Les missions de paix ont subi des transformations majeures dans les dernières décennies, notamment sous l’influence grandissante des sociétés militaires privées (SMP). Communément appelés ainsi en raison de leur vocation marchande, les SMP fournissent des services de sécurités aux gouvernements et aux organisations internationales, servant de substitut direct aux armées militaires conventionnelles.

À l’inverse de l’armée, certaines sociétés militaires privées bénéficient d’une impunité quasi totale dans un contexte où la guerre est désormais régie par les lois du marché.Ayant émergé au courant des années 90, les SMP sont poussés essentiellement par l’appât du gain dans le contexte d’un marché international de plus en plus lucratif. Pour le personnel logistique de l’ONU et les groupes de sécurité des ONG, les contrats entre 2005 et 2007 se sont élevés à 85 milliards de dollars.

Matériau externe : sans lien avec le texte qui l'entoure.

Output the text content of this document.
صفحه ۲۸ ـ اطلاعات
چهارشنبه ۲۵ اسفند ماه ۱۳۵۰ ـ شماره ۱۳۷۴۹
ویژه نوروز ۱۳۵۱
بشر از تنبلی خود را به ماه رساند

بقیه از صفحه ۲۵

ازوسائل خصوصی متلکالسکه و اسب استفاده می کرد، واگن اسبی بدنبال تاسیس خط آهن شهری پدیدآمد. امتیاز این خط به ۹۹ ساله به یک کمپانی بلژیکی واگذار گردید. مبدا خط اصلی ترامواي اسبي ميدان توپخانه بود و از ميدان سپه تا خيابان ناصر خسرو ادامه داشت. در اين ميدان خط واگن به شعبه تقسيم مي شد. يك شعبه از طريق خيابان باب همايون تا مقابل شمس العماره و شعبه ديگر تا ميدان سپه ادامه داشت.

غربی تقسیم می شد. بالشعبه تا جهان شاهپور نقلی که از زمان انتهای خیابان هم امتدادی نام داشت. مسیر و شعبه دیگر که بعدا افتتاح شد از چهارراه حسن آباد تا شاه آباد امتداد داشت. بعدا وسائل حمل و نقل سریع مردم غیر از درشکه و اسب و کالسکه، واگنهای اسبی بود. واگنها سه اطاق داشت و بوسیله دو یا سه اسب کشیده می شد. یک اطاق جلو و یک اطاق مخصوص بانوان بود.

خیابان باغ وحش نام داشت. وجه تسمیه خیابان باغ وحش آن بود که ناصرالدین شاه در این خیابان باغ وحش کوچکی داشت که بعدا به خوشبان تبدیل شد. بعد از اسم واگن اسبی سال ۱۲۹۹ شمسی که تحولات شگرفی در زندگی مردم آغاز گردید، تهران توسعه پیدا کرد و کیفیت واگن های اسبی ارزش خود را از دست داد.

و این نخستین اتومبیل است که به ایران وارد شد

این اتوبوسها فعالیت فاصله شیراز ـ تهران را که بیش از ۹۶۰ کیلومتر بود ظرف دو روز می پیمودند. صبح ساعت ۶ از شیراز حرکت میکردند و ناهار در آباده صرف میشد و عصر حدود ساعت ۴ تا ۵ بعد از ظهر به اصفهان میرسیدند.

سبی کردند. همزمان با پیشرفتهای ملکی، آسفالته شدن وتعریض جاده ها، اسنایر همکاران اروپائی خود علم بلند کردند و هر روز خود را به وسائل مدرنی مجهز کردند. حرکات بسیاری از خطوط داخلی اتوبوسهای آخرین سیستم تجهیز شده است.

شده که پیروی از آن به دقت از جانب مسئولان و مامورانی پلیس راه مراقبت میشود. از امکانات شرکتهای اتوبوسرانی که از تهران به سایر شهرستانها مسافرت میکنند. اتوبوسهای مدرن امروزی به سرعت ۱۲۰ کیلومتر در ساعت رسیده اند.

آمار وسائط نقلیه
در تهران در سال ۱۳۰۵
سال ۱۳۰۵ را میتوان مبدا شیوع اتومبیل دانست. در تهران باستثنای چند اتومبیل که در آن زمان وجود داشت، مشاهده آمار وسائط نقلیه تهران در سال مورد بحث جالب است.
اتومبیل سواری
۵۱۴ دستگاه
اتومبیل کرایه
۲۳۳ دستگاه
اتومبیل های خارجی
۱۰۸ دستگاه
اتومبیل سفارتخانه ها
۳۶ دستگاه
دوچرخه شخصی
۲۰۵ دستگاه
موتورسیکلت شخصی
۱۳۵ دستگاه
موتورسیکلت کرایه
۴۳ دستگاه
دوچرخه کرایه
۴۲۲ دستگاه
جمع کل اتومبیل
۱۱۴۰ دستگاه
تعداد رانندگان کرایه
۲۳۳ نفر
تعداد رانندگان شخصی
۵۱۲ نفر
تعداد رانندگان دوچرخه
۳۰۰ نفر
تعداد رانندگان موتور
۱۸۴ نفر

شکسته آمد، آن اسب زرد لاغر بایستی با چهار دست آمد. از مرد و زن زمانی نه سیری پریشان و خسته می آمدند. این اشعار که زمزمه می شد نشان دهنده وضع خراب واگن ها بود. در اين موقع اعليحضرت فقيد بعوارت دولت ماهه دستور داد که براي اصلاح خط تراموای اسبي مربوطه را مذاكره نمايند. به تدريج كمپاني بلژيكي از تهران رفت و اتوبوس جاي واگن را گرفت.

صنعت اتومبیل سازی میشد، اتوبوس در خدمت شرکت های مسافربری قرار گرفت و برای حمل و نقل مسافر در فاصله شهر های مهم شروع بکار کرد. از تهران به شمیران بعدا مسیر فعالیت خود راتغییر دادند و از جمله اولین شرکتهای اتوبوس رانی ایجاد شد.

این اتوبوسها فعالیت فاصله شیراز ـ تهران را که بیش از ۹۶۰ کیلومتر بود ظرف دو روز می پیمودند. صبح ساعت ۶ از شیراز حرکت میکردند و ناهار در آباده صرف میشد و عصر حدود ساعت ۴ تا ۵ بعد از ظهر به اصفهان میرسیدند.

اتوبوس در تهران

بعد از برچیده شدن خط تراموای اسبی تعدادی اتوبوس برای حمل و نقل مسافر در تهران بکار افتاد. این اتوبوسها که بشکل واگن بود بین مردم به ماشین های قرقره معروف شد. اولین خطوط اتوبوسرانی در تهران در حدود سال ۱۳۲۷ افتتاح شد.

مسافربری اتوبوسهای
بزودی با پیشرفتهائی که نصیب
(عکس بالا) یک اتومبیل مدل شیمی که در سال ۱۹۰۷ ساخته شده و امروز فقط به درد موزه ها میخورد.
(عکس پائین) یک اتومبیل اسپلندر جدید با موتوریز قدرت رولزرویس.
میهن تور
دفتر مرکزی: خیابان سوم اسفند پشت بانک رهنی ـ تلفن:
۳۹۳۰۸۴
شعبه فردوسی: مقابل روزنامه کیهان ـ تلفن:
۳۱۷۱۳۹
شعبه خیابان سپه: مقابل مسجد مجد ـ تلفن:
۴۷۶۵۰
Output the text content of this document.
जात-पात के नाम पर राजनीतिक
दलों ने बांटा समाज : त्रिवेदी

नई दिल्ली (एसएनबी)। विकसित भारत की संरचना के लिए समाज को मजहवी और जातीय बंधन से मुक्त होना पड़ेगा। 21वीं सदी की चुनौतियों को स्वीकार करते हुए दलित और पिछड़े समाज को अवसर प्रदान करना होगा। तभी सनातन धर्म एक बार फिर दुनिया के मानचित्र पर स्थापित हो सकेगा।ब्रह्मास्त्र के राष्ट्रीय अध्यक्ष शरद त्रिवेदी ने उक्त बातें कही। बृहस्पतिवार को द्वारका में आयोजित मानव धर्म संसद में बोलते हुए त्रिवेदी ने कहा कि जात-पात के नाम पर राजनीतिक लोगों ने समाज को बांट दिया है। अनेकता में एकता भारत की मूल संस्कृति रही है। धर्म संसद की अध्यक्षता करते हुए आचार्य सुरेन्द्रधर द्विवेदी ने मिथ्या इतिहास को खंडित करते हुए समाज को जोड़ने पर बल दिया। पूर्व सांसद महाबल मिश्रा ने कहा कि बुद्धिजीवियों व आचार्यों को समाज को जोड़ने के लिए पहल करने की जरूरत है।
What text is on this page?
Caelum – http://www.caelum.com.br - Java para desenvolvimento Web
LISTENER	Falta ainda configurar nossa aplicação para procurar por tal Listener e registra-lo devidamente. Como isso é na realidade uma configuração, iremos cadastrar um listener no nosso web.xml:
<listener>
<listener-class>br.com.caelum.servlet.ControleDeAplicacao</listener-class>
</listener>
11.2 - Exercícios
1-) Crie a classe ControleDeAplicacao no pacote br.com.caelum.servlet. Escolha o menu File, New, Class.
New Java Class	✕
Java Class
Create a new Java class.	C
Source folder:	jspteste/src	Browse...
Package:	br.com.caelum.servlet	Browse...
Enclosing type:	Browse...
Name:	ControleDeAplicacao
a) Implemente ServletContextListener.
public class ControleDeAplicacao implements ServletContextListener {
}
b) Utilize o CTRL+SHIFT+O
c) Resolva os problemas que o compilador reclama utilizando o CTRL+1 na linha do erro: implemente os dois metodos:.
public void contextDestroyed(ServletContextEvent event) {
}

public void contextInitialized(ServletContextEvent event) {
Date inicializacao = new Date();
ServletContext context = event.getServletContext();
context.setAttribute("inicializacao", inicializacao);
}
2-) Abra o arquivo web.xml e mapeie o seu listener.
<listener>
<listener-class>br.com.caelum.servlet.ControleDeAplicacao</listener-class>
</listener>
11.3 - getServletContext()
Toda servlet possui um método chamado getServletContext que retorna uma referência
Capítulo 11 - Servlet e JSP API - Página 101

Loin d’être une priorité, la sécurité vient après l’impératif d’assurer la rentabilité d’entreprises militaires souvent peu réglementées. Ce sont alors les populations civiles qui sont parfois prises pour cibles. Ces dernières font les frais des violences perpétrées lors d’opération coup-de- poing dans lesquelles l’intégrité des citoyens est sérieusement mise à mal. Les exemples de telles bévues ne sont malheureusement pas rares, comme en témoignent les nombreux cas répertoriés seulement en Irak et en Afghanistan depuis le début des hostilités en 2003. On se rappellera les entraves commises par les employés de la société américaine Blackwater en 2007 où on a reproché à ces derniers les meurtres de 15 civils irakiens au Nisoor square de Bagdad. À cela s’ajoutent les cas de torture sur des prisonniers de la part d’employés de sociétés militaires privées dans des prisons irakiennes.

La violence se substitue alors au dialogue lors d’opérations essentiellement offensives, peu soucieuse du bien-être des populations dont les droits sont systématiquement ignorés, pour ne pas dire purement et simplement bafoués. Force est de constater qu’il n’existe guère, à l’heure actuelle, d’organisations faisant de la sécurité sa priorité dans le contexte d’un marché déréglementé.

C’est alors qu’un organisme comme Azøth devient un acteur essentiel pour rebâtir la confiance des citoyens et défendre leurs intérêts en promouvant une approche collaborative, plutôt qu’offensive. L’organisme assure ainsi à ses employés une formation défensive, la protection devant assurer la paix afin d’éviter le risque d’une confrontation directe susceptible d’envenimer une situation déjà explosive. Il s’agit en quelque sorte de reconstruire la paix, petit à petit, en établissant une nouvelle manière d’intervenir en zone de guerres, d’assurer la sécurité des convois humanitaires et de servir de près les besoins des populations locales. N’étant ni une entreprise ni une agence gouvernementale, Azøth souhaite en fait travailler avec les différents acteurs présents sur le terrain dans l’intérêt des personnes et des groupes concernés.

Souhaitant promouvoir la sécurité, mais jamais au détriment de l’accompagnement dans une optique d’autonomie à long terme des citoyens, Azøth veut redonner l’initiative aux populations frappées par la guerre et les désastres humanitaires afin qu’elles prennent en main son avenir.